あわただしい週末 その1

 昨日は忙しかった。午前中は職場に顔を出す。年度末にむけて未処理の書類が膨大な量になっている。整理をしておかないと引継ぎなどで混乱するからね。
 午後は買物に出た。自宅にも書類、資料、コピーなどが、大袈裟ではなく山ほどある。それを整理・分類するためのバインダーが欲しかった。郊外の大型スーパーの中にある文房具店でバインダー5冊とメモ用のノート5冊を求める。
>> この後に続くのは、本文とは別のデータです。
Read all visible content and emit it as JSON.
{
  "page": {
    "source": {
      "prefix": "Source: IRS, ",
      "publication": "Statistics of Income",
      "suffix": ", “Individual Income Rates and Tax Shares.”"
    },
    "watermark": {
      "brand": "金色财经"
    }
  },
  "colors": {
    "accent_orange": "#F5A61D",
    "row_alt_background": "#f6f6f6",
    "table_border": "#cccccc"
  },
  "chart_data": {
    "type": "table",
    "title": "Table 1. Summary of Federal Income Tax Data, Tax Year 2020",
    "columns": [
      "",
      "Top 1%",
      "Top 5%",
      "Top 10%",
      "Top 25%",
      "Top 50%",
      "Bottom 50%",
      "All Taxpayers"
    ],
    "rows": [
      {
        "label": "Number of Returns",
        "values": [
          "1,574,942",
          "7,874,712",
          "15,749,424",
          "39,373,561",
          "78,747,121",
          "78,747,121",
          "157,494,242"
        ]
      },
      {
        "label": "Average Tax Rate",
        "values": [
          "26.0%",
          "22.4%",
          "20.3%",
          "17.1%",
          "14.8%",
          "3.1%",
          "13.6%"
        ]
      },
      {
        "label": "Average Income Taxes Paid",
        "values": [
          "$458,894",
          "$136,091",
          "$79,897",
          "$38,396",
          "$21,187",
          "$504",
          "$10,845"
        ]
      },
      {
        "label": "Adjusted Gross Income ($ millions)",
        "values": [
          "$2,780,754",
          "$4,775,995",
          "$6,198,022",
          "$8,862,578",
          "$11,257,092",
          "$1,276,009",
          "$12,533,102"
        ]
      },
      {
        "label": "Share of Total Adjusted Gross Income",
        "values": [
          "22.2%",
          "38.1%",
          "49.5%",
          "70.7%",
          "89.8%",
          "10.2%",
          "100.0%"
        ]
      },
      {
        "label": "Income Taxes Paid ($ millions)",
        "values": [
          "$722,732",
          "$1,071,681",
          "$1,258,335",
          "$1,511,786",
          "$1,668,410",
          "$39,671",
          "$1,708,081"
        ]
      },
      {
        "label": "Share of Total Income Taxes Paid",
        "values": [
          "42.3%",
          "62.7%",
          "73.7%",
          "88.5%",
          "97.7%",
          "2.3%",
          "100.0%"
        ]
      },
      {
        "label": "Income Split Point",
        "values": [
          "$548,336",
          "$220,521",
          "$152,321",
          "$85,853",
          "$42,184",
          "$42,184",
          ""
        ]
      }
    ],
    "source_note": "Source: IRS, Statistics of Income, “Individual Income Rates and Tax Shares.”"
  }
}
 自宅にもどって書類の整理。結局、夕方までかかってしまった。午後5時をまわってようやくパソコンの前に座る。今から3時間ほどお勉強の時間だ。前回、「名言塾」(荘子)を八甲田風邪で休んでしまった。だから、スタッフの方が気を利かせて、呉智英先生の録音を送ってくれた。少しキーの高い呉先生の講義を再生しながら、一人書斎で、
「それ分かつとは分かたざる有り、弁ずるとは弁ぜざる有り。曰く、何ぞや。聖人はこれを懐にし……」
 と音読をしながら、呉先生の講義の要点をノートに書き出したりしていた。
 夜になると腰が重くなってくる。ほっておくと痛みが出てくるので風呂で腰をじっくりと温めなければならない。だからワシャは風呂でゆっくりと本を読む。夕べは『松岡正剛千夜千冊 書物たちの記譜』(求龍堂)をもって湯船に浸かった。う〜む、この巻では、松岡正剛の読書術が開陳されている。
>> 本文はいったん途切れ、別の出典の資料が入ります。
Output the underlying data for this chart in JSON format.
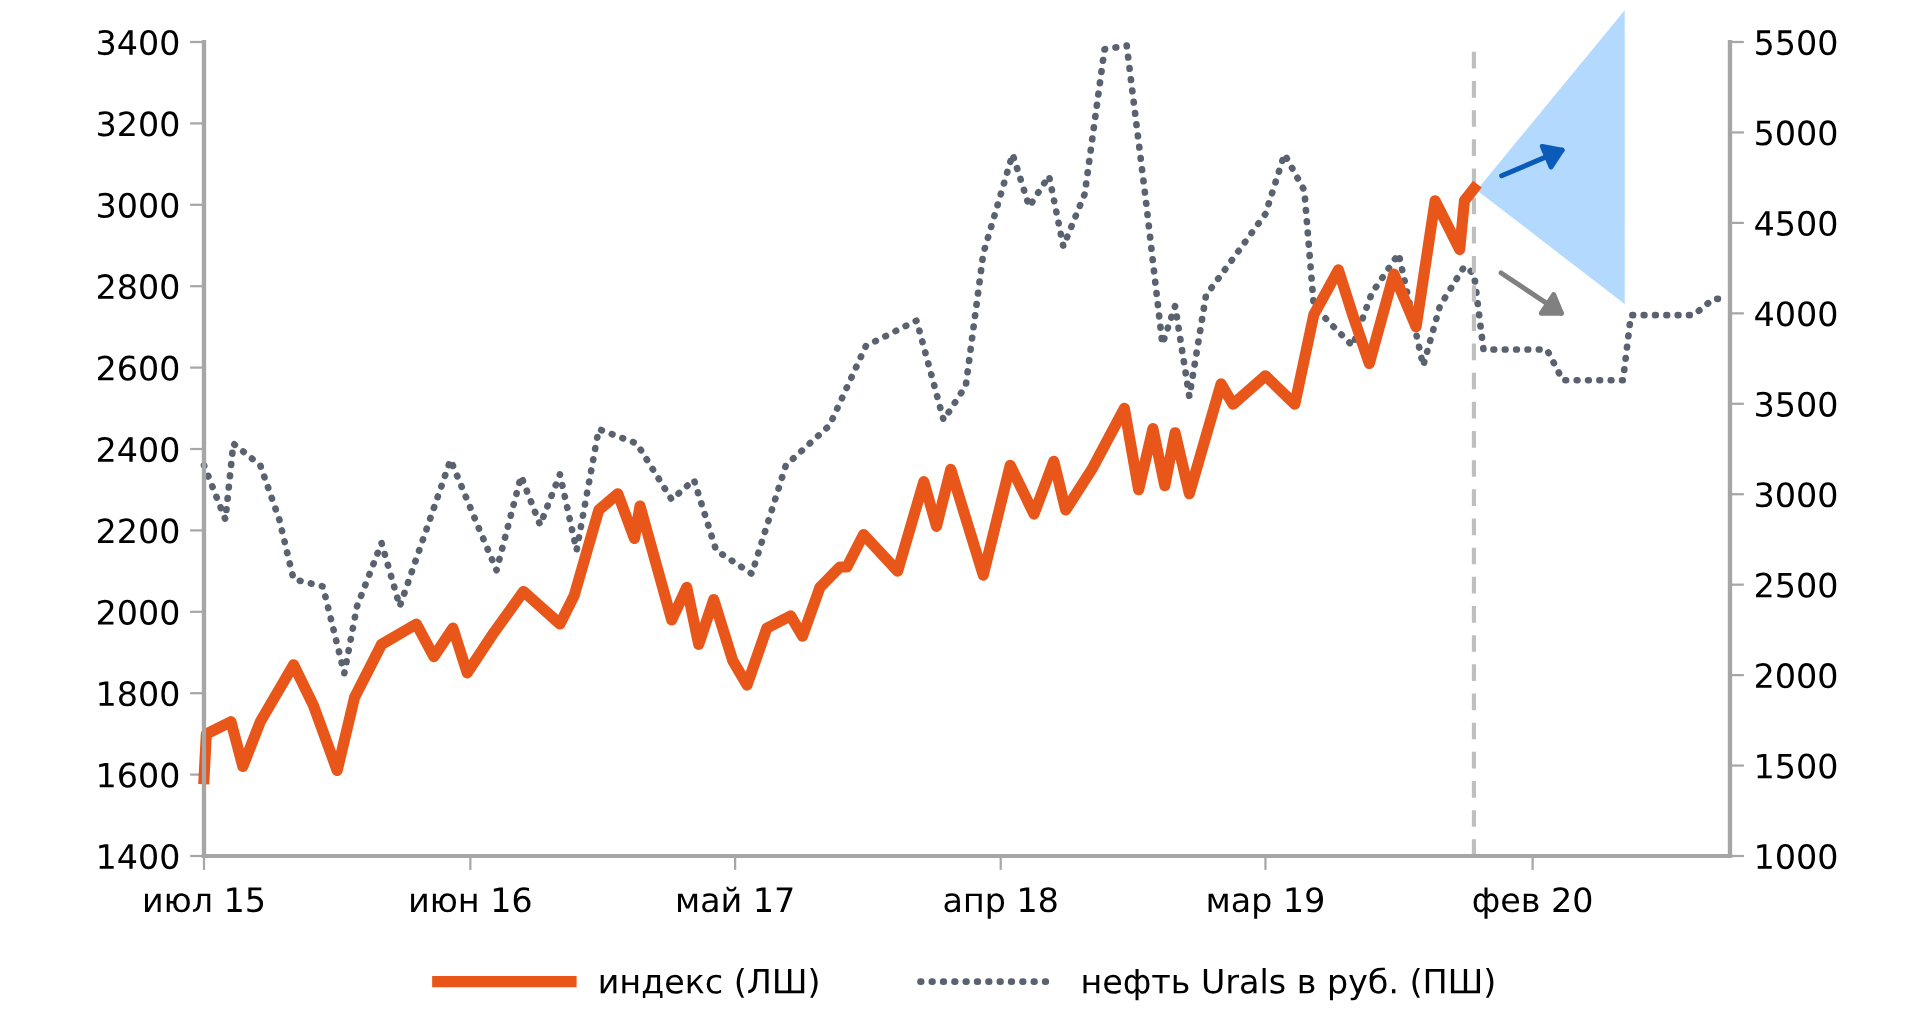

《ぼくはこの本で初めて、世の哲人や学者や革命家たるものがマーキングをしながら本を読んでいるのだということを知ったのだった。そうか、本って書きこみをしていいのか。そうなのだ、本はノートなのである。》
《本を読みながらマーキングするには、いくつものマークを準備する。傍線やアンダーラインだけではあまり役にたたない。色分けをしたとしても、その色に意味をもたせなくてはいけない。ぼくのばあいは二十種類以上のマーキングが分類されていて、読みながら次々にその分類マークを繰り出している。》
 なるほど……。
 湯船の中で腰が暖まってくると、前日の睡眠時間が少なかったせいもあって、だんだん眠くなるんですな。『千夜千冊』はどの巻も重量があって、この本も1.2キロある。だから、うとうとすると本が湯舟に浸かりそうになる。眠気と闘いながら、本を濡らさないように本を読むのは、緊張するのだった。